For most end users, the only contact they have with the data warehouse is through the reports they generate. As mentioned in the front end development section, users’ ability to select their report criteria quickly and efficiently is an essential feature for data warehouse report generation. Delivery options are another consideration. Along with receiving reports through a secure web interface, users may want or need reports sent as an email attachment, or spreadsheet. Controlling the flow and visibility of data is another aspect of report development that must be addressed. Developing user groups with access to specific data segments should provide data security and control. Reporting will and should change well after the initial implementation. A well-designed data warehouse should be able to handle the new reporting requests with little to no data warehouse system modification.
Earlier in this post, the recommendation was to create separate development and testing environments. Doing so allows organizations to provide system performance tuning on ETL, query processing, and report delivery without interrupting the current production environment. Make sure the development and testing environments-hardware and applications mimic the production environment so that the performance enhancements created in development will work in the live production environment.
Once the data warehouse system has been developed according to business requirements, the next step is to test it. Testing, or quality assurance, is a step that should not be skipped because it will allow the data warehouse team to expose and address issues before the initial rollout. Failing to complete the testing phase could lead to implementation delays or termination of the data warehouse project.
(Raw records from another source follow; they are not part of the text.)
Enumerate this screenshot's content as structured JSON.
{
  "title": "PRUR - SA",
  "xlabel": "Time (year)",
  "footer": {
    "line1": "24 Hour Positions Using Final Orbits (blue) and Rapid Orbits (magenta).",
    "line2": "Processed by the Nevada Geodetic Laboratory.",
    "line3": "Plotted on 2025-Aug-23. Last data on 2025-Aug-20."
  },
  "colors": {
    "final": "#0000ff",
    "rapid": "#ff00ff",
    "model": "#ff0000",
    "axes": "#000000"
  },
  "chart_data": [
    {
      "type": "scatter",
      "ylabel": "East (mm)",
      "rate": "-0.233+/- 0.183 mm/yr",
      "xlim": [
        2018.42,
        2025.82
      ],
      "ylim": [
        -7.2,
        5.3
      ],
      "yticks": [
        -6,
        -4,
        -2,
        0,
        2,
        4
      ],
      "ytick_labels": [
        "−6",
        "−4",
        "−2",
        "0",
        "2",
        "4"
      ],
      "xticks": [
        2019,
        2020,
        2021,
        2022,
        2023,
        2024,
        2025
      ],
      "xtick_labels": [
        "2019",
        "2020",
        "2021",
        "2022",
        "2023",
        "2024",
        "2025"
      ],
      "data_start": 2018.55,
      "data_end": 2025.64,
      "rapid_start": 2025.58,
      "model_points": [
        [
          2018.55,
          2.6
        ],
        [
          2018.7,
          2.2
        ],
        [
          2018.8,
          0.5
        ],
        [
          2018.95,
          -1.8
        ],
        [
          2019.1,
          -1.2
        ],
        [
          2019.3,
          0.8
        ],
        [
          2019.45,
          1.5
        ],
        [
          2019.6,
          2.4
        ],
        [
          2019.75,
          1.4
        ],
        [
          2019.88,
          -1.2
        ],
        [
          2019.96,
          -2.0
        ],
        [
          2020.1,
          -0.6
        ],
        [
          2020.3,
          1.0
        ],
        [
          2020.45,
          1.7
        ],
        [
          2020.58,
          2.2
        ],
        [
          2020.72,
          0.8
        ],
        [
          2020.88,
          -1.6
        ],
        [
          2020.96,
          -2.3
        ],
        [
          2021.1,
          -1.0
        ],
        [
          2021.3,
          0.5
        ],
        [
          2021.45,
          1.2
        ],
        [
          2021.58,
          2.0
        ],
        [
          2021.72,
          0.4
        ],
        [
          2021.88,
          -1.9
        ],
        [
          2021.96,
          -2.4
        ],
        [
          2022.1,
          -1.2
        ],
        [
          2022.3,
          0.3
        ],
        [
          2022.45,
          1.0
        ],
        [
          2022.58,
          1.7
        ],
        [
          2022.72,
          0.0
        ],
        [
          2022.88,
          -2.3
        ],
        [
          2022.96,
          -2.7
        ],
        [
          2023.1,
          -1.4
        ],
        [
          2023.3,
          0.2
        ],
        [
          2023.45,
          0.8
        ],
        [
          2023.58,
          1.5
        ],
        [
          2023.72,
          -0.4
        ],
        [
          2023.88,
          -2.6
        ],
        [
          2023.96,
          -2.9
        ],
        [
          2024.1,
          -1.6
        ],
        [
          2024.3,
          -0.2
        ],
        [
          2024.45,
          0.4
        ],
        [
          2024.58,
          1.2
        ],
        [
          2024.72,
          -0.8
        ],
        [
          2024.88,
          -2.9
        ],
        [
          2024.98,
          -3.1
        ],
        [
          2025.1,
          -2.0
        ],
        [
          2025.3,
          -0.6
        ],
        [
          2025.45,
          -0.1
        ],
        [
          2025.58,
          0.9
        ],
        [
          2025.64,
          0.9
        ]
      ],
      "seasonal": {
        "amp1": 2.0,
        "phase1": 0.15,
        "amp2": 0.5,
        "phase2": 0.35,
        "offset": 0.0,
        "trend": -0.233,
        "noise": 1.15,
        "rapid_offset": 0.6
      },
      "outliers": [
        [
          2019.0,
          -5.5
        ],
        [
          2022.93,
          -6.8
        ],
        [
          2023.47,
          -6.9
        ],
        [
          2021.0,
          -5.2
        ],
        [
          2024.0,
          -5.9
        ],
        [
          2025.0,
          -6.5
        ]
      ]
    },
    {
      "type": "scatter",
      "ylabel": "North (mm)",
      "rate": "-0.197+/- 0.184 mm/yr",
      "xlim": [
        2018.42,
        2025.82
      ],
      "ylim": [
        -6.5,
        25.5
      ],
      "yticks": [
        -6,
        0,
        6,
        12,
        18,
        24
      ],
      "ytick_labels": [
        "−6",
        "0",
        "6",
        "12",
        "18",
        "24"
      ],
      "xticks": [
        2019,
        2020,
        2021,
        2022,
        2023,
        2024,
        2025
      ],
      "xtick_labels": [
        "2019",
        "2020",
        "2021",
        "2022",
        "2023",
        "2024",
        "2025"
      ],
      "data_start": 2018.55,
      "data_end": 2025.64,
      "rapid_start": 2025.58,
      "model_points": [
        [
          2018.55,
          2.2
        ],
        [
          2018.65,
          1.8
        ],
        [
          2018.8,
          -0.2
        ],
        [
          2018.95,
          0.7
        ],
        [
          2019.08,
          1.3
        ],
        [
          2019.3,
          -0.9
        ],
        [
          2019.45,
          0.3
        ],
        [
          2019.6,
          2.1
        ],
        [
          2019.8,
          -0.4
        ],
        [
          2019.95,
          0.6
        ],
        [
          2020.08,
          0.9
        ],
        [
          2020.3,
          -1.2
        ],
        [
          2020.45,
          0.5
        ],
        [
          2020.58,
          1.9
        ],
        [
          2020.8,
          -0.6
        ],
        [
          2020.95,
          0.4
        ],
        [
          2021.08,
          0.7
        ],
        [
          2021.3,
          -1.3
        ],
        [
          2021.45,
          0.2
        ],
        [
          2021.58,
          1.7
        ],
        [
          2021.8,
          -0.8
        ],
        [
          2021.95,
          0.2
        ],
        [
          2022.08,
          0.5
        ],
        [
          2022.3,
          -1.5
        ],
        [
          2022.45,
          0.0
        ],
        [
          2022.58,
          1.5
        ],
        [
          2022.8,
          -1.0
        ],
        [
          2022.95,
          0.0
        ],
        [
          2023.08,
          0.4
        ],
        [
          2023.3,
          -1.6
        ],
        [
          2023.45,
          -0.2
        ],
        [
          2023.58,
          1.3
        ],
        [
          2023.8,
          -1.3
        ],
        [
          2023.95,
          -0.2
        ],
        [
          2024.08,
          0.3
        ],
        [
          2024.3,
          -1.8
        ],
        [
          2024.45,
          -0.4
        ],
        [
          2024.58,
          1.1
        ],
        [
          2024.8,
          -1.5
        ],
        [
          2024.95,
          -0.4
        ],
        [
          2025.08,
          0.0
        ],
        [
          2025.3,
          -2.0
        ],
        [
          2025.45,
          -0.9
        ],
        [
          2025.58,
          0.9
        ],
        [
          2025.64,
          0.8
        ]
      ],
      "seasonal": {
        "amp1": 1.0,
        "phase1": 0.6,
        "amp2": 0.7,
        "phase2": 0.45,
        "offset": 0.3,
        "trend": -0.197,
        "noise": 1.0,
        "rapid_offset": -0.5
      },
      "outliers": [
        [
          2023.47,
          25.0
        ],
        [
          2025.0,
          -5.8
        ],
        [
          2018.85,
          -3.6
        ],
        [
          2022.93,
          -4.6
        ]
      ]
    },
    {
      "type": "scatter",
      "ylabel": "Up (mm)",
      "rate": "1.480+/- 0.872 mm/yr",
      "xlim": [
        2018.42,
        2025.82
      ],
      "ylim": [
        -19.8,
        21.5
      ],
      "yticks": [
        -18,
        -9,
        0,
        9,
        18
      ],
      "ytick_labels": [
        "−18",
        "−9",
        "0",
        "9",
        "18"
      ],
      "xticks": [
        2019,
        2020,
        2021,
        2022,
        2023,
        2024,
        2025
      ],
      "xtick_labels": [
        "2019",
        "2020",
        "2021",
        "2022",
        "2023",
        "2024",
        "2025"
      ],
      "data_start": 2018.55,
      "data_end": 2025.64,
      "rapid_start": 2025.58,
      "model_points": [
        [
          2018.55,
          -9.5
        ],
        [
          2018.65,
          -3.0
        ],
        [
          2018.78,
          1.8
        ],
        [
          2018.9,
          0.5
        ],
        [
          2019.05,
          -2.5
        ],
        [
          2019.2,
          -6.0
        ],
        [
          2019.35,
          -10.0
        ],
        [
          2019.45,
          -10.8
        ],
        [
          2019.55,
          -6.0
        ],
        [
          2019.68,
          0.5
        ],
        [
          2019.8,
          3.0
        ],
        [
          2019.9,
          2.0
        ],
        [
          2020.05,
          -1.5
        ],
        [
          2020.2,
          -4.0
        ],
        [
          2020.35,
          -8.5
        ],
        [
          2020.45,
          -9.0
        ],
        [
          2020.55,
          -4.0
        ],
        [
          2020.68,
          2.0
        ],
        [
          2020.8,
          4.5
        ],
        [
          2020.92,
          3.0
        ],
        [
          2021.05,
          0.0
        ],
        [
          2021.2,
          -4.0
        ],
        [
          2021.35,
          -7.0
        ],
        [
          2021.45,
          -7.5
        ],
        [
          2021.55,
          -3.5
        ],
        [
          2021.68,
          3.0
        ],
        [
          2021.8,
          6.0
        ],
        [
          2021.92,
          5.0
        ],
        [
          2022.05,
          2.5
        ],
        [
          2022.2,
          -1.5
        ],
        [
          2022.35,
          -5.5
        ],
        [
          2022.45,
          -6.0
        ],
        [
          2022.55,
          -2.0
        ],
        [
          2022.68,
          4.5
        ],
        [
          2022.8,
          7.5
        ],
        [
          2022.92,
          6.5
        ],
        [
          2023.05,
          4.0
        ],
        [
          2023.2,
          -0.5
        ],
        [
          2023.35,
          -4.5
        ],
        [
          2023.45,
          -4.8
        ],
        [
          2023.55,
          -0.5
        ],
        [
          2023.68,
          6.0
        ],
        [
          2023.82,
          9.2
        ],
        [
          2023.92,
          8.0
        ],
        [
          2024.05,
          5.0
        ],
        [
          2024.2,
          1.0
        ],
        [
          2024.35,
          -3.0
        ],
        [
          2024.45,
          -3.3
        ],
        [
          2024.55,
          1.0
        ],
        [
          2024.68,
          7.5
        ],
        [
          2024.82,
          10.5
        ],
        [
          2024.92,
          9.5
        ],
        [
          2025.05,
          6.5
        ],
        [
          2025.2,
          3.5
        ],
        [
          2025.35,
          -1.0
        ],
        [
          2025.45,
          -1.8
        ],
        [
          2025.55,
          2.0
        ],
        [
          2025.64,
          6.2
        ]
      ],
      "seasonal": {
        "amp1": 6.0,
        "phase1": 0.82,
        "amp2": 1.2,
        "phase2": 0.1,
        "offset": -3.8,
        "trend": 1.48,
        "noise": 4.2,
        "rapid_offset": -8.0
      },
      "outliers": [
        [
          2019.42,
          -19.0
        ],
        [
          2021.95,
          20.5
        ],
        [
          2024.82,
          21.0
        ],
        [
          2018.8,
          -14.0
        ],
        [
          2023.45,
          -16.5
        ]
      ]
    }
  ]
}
Time to go live. Deciding to make the system available to everyone at once or perform a staggered release, will depend on the number of end users and how they will access the data warehouse system. Another important aspect of any system implementation and one that is often skipped, is end-user training. No matter how "intuitive" the data warehouse team and developers think the GUI is, if the actual end users finds the tool difficult to use, or do not understand the benefits of using the data warehouse for reporting and analysis, they will not engage.
Understanding Best Practices for Data Warehouse Design
Data warehouse design is a time consuming and challenging endeavor. There will be good, bad, and ugly aspects found in each step. However, if an organization takes the time to develop sound requirements at the beginning, subsequent steps in the process will flow more logically and lead to a successful data warehouse implementation.